The album's first single, Right Here (Departed) should have been a hit. Upon reuniting with his one time muse, Rodney Jerkins greets Brandy with the most complementary production that the two have collaborated on since her Never Say Never days. When we last heard the pair together on 2002's Full Moon, Brandy's vocals were being stifled under the weight of Jerkins' production, but Right Here is organic R&B at its best. While Brandy sounds good on Right Here, her vocals are just short of flawless on the lovelorn ballad Long Distance, in which the singer laments the difficulty of preserving love from a distance. Torn Down picks up the pace a bit, but keeps the heartbreak vibe intact, while the Natasha Bedingfield penned Fall boosts the album with a much needed shot of urgency. Sadly, it's the album's final track.
The album's title track and The Definition, are the two song that standout most on Human. While the production on both tracks is consistent with the rest of the album, the writing paired with Brandy's delivery is moving. "I'm only human, forgive me, love me, save me from myself," she begs on Human, while later asserting that "I've dropped all of that baggage…the pain, you can have it," on The Definition. These tracks take Brandy back to her Afrodisiac best, when the pain in her voice gave impact to her lyrical confessions. But what really makes these tracks amazing is not the hurt that inspires them, but the optimism that thrives in spite of that negativity.

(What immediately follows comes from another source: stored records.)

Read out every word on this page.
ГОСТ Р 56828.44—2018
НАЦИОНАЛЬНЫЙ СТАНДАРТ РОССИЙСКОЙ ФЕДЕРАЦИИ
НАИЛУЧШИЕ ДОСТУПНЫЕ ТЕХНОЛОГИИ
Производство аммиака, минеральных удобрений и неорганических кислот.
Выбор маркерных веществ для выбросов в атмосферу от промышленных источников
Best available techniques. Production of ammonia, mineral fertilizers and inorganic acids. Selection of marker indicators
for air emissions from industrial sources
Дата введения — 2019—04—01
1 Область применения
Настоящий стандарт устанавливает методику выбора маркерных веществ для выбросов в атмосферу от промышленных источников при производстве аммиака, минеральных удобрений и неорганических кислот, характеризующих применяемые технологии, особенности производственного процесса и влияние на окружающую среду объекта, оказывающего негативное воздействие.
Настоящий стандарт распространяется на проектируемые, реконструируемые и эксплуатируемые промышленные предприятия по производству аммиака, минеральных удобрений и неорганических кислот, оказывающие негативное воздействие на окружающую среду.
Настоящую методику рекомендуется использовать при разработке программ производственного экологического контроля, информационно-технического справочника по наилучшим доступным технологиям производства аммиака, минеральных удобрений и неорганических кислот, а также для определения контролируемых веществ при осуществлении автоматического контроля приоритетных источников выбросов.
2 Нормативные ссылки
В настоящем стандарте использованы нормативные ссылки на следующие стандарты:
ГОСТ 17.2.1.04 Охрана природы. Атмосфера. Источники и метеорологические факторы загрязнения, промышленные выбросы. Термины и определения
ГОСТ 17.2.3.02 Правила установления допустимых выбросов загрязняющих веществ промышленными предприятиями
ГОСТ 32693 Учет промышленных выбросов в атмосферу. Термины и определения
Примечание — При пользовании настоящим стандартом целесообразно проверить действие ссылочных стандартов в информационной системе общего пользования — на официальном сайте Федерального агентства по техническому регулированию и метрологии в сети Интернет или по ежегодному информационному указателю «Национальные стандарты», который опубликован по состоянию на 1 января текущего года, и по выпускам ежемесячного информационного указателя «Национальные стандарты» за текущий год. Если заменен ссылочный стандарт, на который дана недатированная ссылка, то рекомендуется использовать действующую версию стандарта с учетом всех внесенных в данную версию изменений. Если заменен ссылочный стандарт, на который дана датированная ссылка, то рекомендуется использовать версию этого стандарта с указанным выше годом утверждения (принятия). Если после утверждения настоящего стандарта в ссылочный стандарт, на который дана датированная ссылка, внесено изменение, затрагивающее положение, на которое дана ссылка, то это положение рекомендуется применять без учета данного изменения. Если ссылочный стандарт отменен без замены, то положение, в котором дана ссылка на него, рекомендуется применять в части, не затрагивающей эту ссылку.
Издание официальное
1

While Human is not without its low points (1st & Love is barely listenable), it still qualifies as an exceptional album. While I'll maintain that we've seen Brandy do better, we haven't seen many other artists do nearly as well. I don't believe that she will ever experience the commercial success of her peak again, but I hope Brandy stays in the game for a long while, as she's a consistent breath of fresh air to an increasingly stale industry. And who knows, Brandy could surprise us all and make the commercial comeback she deserves. Never say never; right?